With this, the JEP declared for the first time to have jurisdiction over the international crime of gender-based persecution (see also paras. 18.4 and 20). In addition it clarified that this crime covers persecution based on sexual orientation or gender identity – a novum in international criminal law.       

Gender-based persecution in international criminal law

Gender-based persecution as a crime against humanity is a relatively new international crime. It was introduced in Article 7(1)(h) of the Statute of the International Criminal Court (ICC), making the ICC currently the only international criminal tribunal with jurisdiction over this crime, which has never been adjudicated before. However, the ICC’s Office of the Prosecutor (OTP) refrained from charging gender-based persecution for many years. Only recently, following numerous critiques, the OTP considered the crime in its preliminary examinations in Nigeria and Afghanistan. The Al Hassan case constitutes the first time that charges of gender-based persecution passed the ICC’s pre-trial phase. The case is currently at trial. Hence, so far, the ICC has not had a chance to adjudicate gender-based persecution as a crime against humanity.     

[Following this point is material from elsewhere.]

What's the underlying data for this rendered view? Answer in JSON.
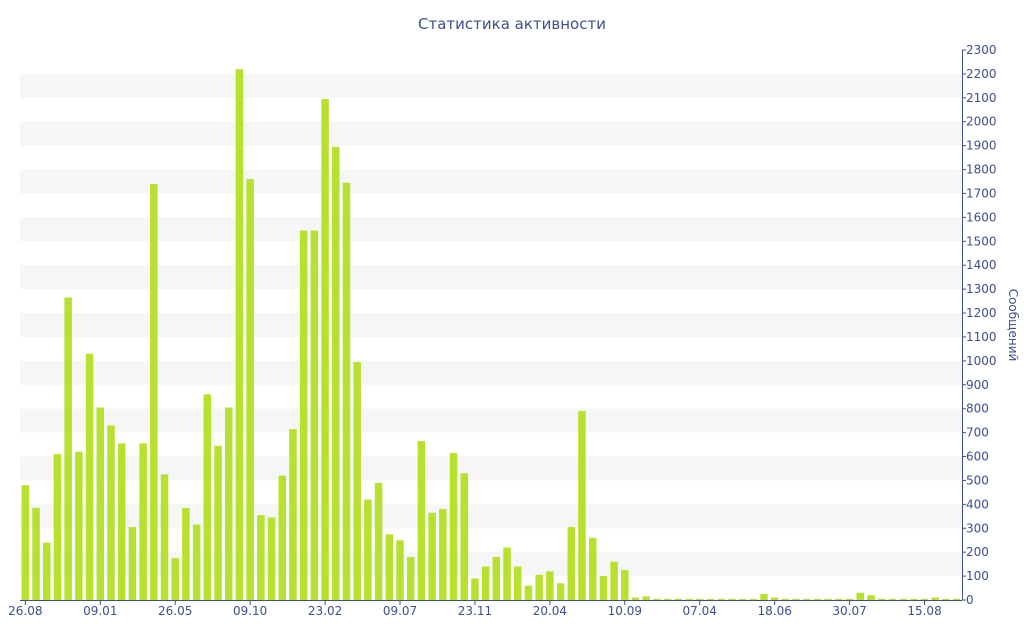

Despite this trend to seemingly pay more attention to gender-based persecution, the crime has been mostly considered in cases where individuals are being persecuted for not complying with prescribed gender roles that strictly distinguish between men and women. There is no case law so far that considered persecution based on the perceived transgressions of gender roles concerning sexual orientation or gender identity. An important precedent in that regard might have been the case concerning gender-based persecution allegedly committed by the Islamic State of Iraq and Syria (ISIS) in Iraq on the basis of real or perceived homosexuality. However, the OTP closed its preliminary examination into the situation in Iraq and declined to open an investigation.

It remains to be seen whether persecution based on sexual orientation or gender identity will be considered a form of gender-based persecution pursuant to Article 7(1)(h) ICC Statute. Until then, it continues to be subject to a vivid debate given the ambiguous definition of ‘gender’ contained in Article 7(3) ICC Statute.

In light of this unresolved situation at the international level, the decision of the JEP to unequivocally include gender identity and sexual orientation to the concept of ‘gender’ in the context of gender-based persecution is remarkable. What is more, the Chamber made clear that it will apply an intersectional perspective in its proceedings concerning LGBTI persons in order to avoid their re-victimization and discrimination – especially regarding Afro-Colombians who may have suffered harm at the intersection of gender and race (see paras. 16.4, 18.2, 33.3, 34.2).   

The next steps at the JEP

Following its decision, the JEP’s Chamber for the Acknowledgment of Truth will examine whether the alleged crimes in the context of case 005 constitute, inter alia, gender-based persecution of LGBTI persons as a crime against humanity (para. 20). The accredited LGBTI victims will be able to actively participate in the respective proceedings. Their recognition as victims of the armed conflict comes at a time when violence against human rights activists (so-called líderes sociales) is increasing in Colombia and LGBTI rights activists are continuously being threatened and killed.

Acknowledging the severity, the impact and representativeness of violence against LGBTI persons in the context of Colombia’s armed conflict can contribute to the truth and the reconstruction of memory. Guaranteeing the participation of (some of) the victims in the proceedings before the JEP is an important signal and a possible step towards gender justice and an inclusive peace-building process.